Na montagem acima, uma criança está prestes a sofrer violência| Foto: Lucas Eliel

Por: Lucas Eliel

“Tinha ideação suicida, tinha raiva de mim mesmo”. O relato é do hipnoterapeuta e comunicador Vítor Madureira, de 27 anos, que vive em São Paulo, capital. Quando ele tinha apenas sete foi abusado sexualmente por um vizinho. E se não bastasse a situação traumática, tempos depois ainda foi humilhado publicamente pelo agressor.

Histórias como a de Madureira são mais comuns do que as pessoas pensam e não deixam de existir em meio a crise sanitária provocada pelo novo coronavírus, que dentre diversos efeitos sociais, causa o agravamento das desigualdades e da violência. No confinamento, as crianças e adolescentes no Brasil continuam a sofrer física e psicologicamente. Aliado a isto, segundo especialistas, a quarentena dificulta o acesso das vítimas a redes de proteção, aumentando assim a subnotificação dos casos.

Apenas no mês de abril deste ano, o governo federal recebeu 19.663 denúncias de violência sexual contra crianças e adolescentes. O balanço representa crescimento de 47% em relação a igual período de 2019.

No Rio Grande do Sul, mais especificamente, estatísticas disponibilizadas pela Secretaria de Segurança Pública (SSP) do período de abril a agosto dos anos de 2016, 2017, 2018, 2019 e 2020 apontam para uma diminuição no número de casos da maioria dos crimes cometidos contra crianças e adolescentes no estado.

Segundo o órgão, lesão corporal, estupro de vulnerável, maus tratos, outros crimes, estupro, abandono de incapaz, lesão corporal leve, homicídio doloso (quando há intenção de matar), e exploração infanto-juvenil são as violações mais acometidas contra o público durante o recorte do período de cinco anos.

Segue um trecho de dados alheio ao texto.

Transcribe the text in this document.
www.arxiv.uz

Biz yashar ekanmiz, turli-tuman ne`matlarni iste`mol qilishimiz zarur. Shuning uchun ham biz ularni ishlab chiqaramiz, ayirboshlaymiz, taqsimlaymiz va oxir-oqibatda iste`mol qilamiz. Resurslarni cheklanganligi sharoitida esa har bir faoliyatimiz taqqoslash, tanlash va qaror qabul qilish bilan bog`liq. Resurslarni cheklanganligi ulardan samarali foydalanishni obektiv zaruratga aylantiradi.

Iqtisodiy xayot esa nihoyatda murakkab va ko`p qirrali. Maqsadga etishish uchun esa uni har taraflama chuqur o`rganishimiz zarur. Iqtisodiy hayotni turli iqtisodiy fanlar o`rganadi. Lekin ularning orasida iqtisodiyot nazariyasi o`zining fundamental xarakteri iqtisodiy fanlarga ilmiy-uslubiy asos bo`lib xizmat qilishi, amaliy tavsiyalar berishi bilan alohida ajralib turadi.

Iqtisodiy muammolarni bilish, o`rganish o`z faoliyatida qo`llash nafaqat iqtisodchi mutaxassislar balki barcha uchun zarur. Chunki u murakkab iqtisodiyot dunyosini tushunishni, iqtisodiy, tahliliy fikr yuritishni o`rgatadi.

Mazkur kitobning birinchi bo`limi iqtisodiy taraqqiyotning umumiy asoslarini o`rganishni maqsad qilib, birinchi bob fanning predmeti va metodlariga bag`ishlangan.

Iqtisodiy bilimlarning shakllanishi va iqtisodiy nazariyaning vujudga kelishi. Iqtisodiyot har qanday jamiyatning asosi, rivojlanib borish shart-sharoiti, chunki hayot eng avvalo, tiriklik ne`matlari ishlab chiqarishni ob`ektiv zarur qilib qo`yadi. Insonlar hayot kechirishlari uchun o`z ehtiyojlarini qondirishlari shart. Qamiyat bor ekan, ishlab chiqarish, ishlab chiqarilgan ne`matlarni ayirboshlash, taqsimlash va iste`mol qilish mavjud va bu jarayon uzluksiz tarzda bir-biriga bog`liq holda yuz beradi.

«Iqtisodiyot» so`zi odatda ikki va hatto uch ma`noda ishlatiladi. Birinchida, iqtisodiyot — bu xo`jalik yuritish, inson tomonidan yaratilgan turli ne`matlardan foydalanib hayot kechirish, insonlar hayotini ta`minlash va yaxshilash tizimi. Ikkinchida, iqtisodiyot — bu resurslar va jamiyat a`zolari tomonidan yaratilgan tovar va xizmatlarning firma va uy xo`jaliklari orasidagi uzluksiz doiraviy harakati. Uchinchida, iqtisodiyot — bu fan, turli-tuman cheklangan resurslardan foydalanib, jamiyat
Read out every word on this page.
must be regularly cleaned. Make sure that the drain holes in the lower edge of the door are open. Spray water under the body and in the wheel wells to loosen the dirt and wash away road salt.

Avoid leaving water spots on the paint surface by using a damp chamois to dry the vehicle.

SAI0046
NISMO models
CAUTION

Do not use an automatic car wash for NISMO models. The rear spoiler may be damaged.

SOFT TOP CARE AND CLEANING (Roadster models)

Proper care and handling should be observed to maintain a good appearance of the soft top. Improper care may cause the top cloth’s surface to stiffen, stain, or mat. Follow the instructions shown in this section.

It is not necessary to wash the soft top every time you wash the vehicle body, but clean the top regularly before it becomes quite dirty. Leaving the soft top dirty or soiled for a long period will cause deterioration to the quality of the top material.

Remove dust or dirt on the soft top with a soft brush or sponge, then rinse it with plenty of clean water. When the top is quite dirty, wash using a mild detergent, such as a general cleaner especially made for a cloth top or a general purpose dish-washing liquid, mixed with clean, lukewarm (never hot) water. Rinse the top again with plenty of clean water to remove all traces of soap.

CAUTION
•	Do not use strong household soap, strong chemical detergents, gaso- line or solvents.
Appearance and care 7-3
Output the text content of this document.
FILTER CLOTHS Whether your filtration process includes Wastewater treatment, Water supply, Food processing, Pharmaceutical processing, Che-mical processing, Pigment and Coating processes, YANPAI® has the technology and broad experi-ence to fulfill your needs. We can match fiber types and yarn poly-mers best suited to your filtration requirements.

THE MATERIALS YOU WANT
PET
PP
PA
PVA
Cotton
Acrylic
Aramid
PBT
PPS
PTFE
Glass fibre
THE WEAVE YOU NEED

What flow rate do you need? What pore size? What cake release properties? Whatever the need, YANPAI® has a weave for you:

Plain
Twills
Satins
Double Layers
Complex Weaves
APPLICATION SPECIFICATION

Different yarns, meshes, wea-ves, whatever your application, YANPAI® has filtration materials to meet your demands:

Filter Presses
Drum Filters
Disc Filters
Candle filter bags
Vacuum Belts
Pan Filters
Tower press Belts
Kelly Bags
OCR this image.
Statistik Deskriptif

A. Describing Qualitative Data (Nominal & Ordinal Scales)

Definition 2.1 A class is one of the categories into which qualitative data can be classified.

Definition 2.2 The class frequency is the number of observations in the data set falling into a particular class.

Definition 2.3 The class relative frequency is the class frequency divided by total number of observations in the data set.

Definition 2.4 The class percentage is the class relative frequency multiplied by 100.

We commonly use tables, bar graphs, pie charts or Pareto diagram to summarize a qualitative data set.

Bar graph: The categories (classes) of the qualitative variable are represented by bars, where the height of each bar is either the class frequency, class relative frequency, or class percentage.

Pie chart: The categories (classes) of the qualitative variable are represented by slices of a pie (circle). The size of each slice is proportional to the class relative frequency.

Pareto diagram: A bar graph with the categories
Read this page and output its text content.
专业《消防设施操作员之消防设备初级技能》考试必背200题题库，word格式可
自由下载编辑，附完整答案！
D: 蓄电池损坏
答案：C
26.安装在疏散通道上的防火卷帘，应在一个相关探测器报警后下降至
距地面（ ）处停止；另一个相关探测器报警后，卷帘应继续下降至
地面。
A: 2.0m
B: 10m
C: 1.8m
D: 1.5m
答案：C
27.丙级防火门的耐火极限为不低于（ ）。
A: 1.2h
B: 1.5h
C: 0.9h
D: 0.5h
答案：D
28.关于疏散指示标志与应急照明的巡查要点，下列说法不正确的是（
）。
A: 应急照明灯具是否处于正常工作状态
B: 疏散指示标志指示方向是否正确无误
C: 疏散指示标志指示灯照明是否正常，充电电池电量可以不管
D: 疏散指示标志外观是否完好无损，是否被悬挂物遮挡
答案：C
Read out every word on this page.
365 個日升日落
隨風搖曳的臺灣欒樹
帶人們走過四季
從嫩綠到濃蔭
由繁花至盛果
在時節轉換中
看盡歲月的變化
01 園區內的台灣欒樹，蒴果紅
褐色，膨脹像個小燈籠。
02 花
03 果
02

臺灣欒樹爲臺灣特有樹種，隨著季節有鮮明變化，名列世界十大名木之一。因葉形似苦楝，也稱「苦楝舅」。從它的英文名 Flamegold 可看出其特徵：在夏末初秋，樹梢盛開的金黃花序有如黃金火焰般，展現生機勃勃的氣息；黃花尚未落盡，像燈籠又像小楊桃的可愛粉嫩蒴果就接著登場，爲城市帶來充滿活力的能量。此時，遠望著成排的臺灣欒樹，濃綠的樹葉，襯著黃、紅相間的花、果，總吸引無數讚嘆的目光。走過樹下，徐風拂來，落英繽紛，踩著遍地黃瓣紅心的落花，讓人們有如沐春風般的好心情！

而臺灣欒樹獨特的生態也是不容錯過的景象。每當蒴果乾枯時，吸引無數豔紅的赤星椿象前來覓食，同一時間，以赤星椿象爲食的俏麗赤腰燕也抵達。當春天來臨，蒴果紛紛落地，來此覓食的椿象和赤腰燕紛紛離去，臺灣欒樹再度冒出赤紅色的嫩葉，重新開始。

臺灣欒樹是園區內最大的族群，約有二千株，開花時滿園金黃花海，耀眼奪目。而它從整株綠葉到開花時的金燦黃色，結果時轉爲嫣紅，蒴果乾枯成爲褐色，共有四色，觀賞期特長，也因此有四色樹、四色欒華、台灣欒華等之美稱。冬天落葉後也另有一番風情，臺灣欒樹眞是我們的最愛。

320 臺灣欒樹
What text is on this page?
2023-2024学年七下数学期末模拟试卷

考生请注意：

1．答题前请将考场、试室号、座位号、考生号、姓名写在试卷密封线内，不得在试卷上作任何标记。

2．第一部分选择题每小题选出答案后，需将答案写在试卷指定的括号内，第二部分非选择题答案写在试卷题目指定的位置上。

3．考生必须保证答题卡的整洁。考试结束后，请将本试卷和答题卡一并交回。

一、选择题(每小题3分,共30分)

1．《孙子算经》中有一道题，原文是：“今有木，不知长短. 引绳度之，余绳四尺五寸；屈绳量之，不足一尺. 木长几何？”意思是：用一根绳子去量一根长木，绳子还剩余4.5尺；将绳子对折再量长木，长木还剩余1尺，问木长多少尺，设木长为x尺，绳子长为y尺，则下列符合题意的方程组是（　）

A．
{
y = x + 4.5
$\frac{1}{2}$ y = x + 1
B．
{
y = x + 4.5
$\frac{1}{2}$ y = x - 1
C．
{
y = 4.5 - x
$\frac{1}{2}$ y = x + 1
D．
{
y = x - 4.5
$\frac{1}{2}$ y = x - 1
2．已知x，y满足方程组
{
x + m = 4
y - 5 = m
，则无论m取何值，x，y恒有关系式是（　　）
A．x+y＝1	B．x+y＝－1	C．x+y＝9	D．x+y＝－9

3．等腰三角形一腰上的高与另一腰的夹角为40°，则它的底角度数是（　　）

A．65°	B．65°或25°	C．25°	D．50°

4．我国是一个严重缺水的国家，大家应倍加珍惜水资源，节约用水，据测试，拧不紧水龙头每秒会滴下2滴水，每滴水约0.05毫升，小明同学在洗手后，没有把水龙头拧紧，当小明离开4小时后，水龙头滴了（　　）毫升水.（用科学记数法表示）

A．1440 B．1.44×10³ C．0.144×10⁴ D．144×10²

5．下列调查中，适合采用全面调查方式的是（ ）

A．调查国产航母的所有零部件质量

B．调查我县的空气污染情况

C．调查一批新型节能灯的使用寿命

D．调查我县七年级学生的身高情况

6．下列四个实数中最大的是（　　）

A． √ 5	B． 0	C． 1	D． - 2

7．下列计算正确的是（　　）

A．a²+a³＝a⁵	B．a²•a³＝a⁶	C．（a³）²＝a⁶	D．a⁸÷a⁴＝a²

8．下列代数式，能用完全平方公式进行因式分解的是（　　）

Na sequência surgem os crimes de abandono intelectual (61), condutas relacionadas a pedofilia na internet e outros meios de comunicação (46), lesão corporal grave (44), pornografia infanto-juvenil (32), violência sexual mediante fraude (cinco) e lesão corporal gravíssima (três).

Somente o crime de pornografia infanto-juvenil registrou aumento em comparação com 2019: de seis casos para oito este ano, crescimento de 33%. Já dos que registaram queda, as violações encaixadas na categoria de outros crimes tiveram a menor baixa: 7,1% do ano passado para este. No caminho contrário, abandono intelectual teve decréscimo de 75% durante o período.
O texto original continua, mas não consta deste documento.